ICM does not properly account for the blind positions. For example if the next player in the BB is so short that he will be forced all in next hand then it is quite likely that he will be knocked out in the next hand. You will gain a significant amount of equity by just folding and letting him bust out so you need to tighten up your range in this spot considerably.

ICM and player skill advantage

ICM assumes that all poker players are of equal skill. This is obviously far from the truth. This fact can change some of your marginal decisions. For example if you know you have a big skill advantage over your opponent it may be best to avoid pushing a very small edge now to take advantage of a larger edge later when your opponent makes a larger mistake.

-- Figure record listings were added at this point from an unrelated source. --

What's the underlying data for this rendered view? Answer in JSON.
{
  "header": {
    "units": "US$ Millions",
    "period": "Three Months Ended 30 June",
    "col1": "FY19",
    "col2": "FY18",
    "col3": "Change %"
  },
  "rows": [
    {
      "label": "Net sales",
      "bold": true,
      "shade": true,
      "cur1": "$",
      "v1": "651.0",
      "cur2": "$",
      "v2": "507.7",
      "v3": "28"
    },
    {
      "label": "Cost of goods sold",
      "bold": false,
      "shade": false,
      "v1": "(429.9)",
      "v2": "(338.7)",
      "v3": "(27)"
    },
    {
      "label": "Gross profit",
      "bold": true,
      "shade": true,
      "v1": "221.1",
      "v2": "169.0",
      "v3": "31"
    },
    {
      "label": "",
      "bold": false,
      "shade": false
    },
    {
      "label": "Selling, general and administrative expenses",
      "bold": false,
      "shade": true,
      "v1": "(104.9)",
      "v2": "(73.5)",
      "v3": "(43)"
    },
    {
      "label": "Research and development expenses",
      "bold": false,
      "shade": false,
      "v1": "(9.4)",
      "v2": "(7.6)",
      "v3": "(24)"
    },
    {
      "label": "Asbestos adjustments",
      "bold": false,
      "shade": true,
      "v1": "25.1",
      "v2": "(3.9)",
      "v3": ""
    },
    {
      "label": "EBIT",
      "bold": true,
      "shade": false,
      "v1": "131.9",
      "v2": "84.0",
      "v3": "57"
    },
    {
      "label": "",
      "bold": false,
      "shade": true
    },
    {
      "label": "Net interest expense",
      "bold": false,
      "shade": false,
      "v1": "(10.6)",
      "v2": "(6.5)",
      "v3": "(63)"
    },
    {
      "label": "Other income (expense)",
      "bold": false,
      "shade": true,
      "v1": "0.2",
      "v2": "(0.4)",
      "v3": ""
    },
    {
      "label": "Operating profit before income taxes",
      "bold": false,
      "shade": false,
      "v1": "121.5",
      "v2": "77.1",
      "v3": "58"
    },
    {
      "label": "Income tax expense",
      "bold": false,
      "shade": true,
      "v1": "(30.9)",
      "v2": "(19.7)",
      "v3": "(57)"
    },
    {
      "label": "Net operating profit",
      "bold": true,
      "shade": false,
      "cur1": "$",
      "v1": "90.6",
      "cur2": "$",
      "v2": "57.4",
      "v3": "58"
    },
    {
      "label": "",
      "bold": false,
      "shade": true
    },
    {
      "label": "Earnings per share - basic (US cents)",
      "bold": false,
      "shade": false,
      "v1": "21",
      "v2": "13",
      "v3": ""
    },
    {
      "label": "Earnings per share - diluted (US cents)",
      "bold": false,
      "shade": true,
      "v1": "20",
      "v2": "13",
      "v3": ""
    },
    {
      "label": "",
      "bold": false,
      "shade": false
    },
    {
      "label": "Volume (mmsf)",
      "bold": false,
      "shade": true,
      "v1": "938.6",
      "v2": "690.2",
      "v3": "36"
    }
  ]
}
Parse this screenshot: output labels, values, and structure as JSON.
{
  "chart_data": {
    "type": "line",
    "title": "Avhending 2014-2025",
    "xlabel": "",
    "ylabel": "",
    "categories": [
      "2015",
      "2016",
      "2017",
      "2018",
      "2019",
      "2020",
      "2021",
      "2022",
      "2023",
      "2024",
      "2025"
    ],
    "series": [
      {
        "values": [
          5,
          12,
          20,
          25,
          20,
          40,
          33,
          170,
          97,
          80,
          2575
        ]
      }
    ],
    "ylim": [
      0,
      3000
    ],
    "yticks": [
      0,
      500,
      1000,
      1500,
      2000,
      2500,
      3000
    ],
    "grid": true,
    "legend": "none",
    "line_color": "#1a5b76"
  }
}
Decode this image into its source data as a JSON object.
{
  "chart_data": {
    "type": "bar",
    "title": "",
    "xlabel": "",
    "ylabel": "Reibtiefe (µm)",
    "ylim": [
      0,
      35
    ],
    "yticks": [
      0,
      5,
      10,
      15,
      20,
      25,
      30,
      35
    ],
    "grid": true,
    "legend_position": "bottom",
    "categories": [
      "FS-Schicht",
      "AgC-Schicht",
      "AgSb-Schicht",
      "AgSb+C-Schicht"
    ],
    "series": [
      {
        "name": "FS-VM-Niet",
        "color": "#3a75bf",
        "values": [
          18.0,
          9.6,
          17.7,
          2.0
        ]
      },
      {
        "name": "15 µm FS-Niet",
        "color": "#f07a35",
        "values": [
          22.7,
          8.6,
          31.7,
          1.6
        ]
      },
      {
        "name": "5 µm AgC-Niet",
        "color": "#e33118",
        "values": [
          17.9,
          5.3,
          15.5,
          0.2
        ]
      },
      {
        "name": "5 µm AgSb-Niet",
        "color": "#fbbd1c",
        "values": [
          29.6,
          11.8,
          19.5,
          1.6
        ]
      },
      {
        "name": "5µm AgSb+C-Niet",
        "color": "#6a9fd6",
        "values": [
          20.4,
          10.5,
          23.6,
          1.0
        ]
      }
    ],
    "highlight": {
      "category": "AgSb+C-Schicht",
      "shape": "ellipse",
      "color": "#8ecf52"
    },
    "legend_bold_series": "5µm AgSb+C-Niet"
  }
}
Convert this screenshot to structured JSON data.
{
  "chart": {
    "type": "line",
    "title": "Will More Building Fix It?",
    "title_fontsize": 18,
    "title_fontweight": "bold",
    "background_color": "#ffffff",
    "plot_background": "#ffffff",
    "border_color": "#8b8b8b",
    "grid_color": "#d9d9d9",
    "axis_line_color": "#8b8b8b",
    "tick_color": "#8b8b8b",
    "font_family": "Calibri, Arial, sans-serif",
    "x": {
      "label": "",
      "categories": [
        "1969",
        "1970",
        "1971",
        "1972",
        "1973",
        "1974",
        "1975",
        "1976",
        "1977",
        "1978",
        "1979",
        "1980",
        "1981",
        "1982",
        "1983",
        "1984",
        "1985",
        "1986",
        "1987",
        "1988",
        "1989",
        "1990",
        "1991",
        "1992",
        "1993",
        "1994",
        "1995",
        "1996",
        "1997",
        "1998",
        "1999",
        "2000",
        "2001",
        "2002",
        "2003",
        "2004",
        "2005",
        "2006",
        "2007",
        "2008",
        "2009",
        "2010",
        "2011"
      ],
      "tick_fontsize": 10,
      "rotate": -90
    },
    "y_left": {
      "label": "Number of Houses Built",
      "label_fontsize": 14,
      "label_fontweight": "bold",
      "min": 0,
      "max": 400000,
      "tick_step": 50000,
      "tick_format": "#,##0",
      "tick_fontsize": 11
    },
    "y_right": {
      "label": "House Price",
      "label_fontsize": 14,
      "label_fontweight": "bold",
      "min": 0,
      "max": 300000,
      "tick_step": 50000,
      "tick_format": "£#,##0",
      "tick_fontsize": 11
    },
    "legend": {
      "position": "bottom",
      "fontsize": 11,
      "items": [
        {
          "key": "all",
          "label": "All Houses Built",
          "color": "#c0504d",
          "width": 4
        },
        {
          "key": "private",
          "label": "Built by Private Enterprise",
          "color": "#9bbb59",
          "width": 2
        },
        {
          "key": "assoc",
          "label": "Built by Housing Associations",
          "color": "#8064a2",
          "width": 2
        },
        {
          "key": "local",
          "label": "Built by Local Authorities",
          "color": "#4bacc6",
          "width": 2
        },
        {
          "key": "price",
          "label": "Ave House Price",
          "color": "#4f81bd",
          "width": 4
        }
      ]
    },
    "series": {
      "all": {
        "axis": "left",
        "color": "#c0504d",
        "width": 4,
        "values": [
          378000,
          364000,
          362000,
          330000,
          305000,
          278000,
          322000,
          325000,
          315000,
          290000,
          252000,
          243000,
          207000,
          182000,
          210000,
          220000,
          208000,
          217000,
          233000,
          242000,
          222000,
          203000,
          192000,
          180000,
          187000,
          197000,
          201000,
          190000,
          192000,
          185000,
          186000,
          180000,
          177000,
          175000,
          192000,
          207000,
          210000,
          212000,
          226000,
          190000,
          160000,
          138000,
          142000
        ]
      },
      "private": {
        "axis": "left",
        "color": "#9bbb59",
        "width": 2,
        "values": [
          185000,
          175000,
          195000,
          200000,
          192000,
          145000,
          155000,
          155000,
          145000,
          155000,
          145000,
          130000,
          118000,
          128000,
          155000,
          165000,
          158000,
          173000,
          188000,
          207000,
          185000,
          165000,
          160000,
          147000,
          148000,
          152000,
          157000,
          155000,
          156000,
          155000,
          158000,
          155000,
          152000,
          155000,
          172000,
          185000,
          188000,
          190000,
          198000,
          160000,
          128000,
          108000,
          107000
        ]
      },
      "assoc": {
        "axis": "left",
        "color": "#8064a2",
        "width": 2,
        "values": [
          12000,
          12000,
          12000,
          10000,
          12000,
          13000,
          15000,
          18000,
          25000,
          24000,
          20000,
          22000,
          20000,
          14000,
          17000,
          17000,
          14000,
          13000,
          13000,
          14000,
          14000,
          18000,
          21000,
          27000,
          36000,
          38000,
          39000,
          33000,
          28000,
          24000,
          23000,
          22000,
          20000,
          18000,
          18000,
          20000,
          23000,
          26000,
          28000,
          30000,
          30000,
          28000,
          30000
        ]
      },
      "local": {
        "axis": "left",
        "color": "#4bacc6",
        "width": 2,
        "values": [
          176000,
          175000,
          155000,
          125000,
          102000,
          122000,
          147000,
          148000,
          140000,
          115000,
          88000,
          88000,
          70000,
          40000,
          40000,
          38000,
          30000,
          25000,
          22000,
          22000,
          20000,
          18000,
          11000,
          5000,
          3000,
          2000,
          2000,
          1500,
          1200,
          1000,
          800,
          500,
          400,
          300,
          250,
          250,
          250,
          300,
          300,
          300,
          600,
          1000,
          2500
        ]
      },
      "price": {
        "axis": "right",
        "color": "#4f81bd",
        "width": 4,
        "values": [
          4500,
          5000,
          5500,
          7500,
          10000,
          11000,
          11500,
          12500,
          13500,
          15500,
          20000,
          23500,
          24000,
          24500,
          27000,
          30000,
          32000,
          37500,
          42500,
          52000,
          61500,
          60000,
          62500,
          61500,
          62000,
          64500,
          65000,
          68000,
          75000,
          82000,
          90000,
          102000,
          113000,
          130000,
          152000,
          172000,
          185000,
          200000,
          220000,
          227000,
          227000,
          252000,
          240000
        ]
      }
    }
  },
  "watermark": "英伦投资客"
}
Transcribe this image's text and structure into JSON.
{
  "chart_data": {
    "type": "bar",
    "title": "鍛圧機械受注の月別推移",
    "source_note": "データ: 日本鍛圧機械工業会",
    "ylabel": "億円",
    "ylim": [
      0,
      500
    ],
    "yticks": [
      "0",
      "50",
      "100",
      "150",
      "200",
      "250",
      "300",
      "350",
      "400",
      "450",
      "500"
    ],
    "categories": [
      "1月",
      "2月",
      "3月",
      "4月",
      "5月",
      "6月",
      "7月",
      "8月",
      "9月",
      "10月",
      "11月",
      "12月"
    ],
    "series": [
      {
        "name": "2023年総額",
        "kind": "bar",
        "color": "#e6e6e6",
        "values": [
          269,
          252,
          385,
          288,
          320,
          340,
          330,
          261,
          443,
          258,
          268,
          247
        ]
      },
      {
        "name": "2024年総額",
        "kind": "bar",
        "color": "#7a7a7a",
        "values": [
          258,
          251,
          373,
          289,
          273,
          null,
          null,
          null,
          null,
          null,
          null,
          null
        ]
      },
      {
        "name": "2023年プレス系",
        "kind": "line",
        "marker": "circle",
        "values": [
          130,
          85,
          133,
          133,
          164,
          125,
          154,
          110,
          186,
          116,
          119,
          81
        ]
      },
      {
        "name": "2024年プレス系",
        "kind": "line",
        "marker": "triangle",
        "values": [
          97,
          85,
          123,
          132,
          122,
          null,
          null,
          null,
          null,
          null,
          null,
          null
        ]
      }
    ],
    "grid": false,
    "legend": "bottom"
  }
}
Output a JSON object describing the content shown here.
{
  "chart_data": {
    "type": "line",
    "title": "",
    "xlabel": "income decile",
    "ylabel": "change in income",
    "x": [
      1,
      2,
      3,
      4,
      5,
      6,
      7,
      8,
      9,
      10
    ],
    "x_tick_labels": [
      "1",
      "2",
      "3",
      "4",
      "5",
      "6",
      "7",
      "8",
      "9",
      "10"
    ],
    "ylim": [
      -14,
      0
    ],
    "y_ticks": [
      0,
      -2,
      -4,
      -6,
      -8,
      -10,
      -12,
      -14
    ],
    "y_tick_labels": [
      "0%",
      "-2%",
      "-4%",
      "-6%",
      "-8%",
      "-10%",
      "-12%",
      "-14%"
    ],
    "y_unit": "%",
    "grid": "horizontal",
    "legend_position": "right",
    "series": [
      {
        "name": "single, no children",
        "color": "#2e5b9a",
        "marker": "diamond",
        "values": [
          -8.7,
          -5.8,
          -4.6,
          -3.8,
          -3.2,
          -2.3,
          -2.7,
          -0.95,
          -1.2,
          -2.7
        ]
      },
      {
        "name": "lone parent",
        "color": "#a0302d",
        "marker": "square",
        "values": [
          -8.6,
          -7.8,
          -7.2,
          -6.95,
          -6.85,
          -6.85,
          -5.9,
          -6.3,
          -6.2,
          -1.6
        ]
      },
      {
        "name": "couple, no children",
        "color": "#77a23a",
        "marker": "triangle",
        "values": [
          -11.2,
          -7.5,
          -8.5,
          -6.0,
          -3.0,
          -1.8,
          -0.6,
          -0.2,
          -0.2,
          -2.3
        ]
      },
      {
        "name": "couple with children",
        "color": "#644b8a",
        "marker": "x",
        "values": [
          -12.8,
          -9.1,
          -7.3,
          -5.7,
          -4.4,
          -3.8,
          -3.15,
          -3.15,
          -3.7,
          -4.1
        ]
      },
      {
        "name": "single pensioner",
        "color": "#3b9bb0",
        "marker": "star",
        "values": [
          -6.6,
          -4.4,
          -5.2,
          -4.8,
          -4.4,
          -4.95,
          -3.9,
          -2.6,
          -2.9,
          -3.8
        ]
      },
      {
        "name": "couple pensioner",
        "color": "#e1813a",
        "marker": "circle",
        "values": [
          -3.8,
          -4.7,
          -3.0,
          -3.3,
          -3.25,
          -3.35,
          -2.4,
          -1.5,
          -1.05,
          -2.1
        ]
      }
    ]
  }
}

The Independent Chip Model – Avoiding ICM suicide

Poker is a game of mistakes. Put simply, if you make fewer mistakes than your opponent, you make money. Opponents who do not utilise ICM while playing SNGs will often commit ICM suicide. That is to say they will get into spots where they put their tournament life at risk with only a marginal advantage or even a disadvantage. Your study of ICM spots will mean you avoid committing ICM suicide while your opponents go at it again and again, handing you equity in the process.

The Independent Chip Model – You know the basics, what now?

We have only discussed some of the situations where ICM is useful in this article. To use the Independent Chip Model to its full potential it will require a little work on your part. This work is best done using an ICM calculator such as SnG Wizard which also includes a quiz feature. This feature is extremely helpful in putting your ICM knowledge to the test before hitting the tables.

This work will make you a much better poker player and greatly increase your ROI in Sit n Gos. Once you master ICM, most situations will become second nature to you and you will crush your opponents with ease.